HYPERSPECTRAL ANALYSIS FOR RECOGNITION AND CLASSIFICATION OF EARTH'S SURFACE MATERIALS
DOI 10.31673/2412-4338.2025.022314
Abstract
This paper analyzes modern approaches to hyperspectral image classification, including machine learning methods that demonstrate high efficiency. Hyperspectral analysis enables precise identification of Earth's surface materials by utilizing the spectral characteristics of objects. However, hyperspectral image classification remains challenging due to the high dimensionality of data, the lack of labeled samples, and significant computational costs.
The authors examine the XGBoost and Random Forest algorithms, which are used for accurate material recognition based on their spectral properties. These methods allow the development of an effective classification system of Earth’s surface objects, while reducing computational costs and maintaining recognition accuracy. A comparative performance analysis of the two selected models is conducted based on metrics such as Confusion Matrix, Accuracy, Sensitivity, Specificity, Precision, and Recall.
Particular attention is paid to the problem of dimensionality reduction. Such data compression is a crucial step in hyperspectral image classification. The application of appropriate methods helps reduce the computational complexity and improves algorithm performance. Additionally, the study explores the adaptability of classification models to different datasets, which is essential for their practical application in the real-world scenarios.

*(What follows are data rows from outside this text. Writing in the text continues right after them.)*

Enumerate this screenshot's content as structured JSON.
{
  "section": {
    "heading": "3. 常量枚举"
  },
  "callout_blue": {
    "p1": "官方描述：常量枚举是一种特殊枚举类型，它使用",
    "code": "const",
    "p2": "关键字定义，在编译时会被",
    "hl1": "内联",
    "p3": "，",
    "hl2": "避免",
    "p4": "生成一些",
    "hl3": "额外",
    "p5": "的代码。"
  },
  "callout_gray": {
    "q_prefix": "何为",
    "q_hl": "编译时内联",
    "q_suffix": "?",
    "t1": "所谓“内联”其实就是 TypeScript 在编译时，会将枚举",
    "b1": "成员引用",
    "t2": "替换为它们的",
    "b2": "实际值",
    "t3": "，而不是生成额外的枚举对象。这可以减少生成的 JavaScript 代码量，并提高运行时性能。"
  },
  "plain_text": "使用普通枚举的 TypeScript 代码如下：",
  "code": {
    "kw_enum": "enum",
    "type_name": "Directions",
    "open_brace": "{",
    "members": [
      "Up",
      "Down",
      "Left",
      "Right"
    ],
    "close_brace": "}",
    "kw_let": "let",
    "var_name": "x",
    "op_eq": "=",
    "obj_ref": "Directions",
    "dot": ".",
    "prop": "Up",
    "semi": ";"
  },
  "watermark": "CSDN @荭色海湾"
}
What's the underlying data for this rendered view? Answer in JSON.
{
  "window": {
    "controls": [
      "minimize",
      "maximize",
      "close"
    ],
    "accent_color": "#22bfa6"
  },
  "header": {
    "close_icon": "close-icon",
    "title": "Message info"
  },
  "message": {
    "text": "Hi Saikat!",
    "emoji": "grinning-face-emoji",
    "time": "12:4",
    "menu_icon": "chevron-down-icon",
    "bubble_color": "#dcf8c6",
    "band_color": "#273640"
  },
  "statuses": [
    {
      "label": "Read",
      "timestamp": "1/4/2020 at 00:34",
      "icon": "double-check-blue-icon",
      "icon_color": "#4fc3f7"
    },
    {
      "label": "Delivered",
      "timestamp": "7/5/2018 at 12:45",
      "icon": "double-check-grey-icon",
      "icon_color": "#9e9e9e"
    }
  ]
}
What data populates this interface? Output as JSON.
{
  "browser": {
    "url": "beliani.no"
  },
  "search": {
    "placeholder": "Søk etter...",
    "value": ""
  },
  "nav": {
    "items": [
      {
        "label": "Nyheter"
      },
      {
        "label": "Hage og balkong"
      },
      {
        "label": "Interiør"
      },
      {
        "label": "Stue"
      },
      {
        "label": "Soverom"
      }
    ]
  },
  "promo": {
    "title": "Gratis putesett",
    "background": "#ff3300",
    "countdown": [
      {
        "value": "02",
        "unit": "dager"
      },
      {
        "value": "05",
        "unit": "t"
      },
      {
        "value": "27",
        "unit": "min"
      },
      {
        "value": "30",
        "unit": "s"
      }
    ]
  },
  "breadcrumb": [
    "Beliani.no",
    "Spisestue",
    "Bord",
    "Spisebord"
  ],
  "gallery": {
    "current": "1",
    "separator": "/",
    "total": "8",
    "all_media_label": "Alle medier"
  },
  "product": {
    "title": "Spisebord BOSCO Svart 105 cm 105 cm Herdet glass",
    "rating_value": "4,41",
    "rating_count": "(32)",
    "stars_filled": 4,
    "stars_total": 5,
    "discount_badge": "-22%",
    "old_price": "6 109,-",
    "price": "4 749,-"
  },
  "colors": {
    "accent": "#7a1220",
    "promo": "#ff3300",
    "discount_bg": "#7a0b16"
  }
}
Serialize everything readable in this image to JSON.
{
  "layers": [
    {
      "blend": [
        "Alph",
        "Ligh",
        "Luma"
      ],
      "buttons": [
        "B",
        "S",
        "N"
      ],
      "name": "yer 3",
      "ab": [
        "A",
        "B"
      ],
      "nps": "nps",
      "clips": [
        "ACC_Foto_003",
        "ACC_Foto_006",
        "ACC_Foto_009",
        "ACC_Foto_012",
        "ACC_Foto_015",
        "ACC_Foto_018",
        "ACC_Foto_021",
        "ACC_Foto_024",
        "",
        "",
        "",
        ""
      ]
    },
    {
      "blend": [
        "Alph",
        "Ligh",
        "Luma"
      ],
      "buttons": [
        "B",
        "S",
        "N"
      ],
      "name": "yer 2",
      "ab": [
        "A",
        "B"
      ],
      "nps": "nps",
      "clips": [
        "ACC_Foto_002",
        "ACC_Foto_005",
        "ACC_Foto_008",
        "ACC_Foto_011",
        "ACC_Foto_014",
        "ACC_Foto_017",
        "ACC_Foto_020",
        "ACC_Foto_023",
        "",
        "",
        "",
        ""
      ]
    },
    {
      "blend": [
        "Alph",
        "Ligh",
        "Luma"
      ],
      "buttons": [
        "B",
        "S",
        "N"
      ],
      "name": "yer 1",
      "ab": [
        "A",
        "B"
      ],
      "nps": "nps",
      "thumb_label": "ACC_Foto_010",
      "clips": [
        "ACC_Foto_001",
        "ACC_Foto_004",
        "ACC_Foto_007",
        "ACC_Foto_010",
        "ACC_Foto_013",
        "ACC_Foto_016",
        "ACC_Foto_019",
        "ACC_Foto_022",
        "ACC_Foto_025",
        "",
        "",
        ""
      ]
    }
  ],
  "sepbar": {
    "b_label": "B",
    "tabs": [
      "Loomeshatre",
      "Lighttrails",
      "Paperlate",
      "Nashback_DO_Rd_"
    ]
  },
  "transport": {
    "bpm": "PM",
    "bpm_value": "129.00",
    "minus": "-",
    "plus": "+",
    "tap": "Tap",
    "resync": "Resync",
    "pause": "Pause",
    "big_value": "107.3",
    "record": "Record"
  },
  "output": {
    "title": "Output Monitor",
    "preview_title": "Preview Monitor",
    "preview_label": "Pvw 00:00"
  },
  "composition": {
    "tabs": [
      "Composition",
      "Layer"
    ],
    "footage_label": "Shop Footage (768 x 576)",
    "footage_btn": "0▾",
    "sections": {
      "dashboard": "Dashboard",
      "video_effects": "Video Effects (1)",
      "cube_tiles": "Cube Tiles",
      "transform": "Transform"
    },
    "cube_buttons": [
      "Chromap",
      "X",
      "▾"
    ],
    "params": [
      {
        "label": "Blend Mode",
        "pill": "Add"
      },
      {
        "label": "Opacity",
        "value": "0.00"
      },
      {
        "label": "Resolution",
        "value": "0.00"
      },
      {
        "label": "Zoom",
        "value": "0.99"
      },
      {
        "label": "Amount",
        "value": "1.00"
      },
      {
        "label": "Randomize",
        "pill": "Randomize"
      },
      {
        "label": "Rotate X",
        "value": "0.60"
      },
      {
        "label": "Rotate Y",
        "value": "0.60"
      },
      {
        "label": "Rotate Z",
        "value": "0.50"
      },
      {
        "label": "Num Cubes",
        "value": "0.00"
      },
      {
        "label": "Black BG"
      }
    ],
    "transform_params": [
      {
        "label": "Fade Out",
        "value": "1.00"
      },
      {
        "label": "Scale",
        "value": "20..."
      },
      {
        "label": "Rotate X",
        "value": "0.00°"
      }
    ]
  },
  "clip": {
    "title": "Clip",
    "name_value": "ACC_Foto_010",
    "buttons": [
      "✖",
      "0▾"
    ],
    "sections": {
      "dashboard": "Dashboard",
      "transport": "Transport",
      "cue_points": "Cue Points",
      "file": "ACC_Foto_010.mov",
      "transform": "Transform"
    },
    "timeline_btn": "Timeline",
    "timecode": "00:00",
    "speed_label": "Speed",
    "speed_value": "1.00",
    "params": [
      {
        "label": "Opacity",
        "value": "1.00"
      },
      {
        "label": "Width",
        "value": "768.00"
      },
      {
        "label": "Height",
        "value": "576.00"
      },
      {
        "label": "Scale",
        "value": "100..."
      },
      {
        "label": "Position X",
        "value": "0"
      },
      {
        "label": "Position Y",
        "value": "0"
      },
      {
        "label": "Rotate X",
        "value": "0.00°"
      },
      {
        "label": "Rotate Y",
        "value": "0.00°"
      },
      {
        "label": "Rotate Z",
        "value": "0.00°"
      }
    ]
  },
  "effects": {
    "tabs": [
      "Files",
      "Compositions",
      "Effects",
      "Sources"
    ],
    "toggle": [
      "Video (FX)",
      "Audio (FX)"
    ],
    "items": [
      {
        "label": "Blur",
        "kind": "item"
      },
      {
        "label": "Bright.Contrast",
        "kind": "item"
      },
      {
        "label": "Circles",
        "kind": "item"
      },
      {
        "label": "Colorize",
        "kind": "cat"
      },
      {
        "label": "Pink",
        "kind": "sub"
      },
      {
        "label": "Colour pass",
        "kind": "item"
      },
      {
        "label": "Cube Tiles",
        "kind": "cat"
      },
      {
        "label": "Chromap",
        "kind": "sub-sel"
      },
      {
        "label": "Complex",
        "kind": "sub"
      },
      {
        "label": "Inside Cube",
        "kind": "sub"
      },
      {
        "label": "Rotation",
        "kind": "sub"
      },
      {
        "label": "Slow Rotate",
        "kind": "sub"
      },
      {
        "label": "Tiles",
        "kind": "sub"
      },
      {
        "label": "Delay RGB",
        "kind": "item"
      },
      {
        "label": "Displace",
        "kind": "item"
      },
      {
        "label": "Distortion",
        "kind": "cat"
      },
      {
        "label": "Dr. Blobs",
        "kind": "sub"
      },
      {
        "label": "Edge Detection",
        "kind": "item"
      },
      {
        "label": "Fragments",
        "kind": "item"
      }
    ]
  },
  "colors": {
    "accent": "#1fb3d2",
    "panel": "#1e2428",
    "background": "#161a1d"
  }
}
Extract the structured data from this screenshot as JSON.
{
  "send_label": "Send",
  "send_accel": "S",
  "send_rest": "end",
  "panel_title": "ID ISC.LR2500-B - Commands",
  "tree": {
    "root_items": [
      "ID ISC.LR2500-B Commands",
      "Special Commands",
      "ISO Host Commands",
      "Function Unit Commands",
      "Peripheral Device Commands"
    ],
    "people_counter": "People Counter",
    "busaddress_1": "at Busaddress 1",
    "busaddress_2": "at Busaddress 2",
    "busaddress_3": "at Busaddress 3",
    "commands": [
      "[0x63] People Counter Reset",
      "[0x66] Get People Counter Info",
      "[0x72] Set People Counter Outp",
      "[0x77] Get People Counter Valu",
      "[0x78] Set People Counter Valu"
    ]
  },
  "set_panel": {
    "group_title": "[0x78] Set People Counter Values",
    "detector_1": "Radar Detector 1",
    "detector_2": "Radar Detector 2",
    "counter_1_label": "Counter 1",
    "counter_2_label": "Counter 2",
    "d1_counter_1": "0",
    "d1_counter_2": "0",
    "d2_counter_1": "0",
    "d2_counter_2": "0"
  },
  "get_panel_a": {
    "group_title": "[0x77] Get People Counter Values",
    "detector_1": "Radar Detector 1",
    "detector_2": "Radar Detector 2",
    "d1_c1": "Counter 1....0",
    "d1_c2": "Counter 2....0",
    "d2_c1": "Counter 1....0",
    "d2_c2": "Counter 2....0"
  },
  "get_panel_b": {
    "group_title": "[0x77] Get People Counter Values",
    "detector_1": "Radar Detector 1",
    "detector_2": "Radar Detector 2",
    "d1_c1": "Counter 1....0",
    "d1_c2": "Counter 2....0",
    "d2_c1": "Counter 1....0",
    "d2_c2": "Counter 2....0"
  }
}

The research results show that the proposed classification system ensures accurate identification of Earth’s surface materials. The findings can be applied in the military intelligence for object detection, environmental change monitoring, and the recognition of potentially hazardous materials. The proposed methods and models enhance the efficiency of hyperspectral data analysis, providing new opportunities for further research in this field.
Keywords: Hyperspectral analysis, ROSIS, XGBoost, RandomForestClassifier, classification task, image recognition.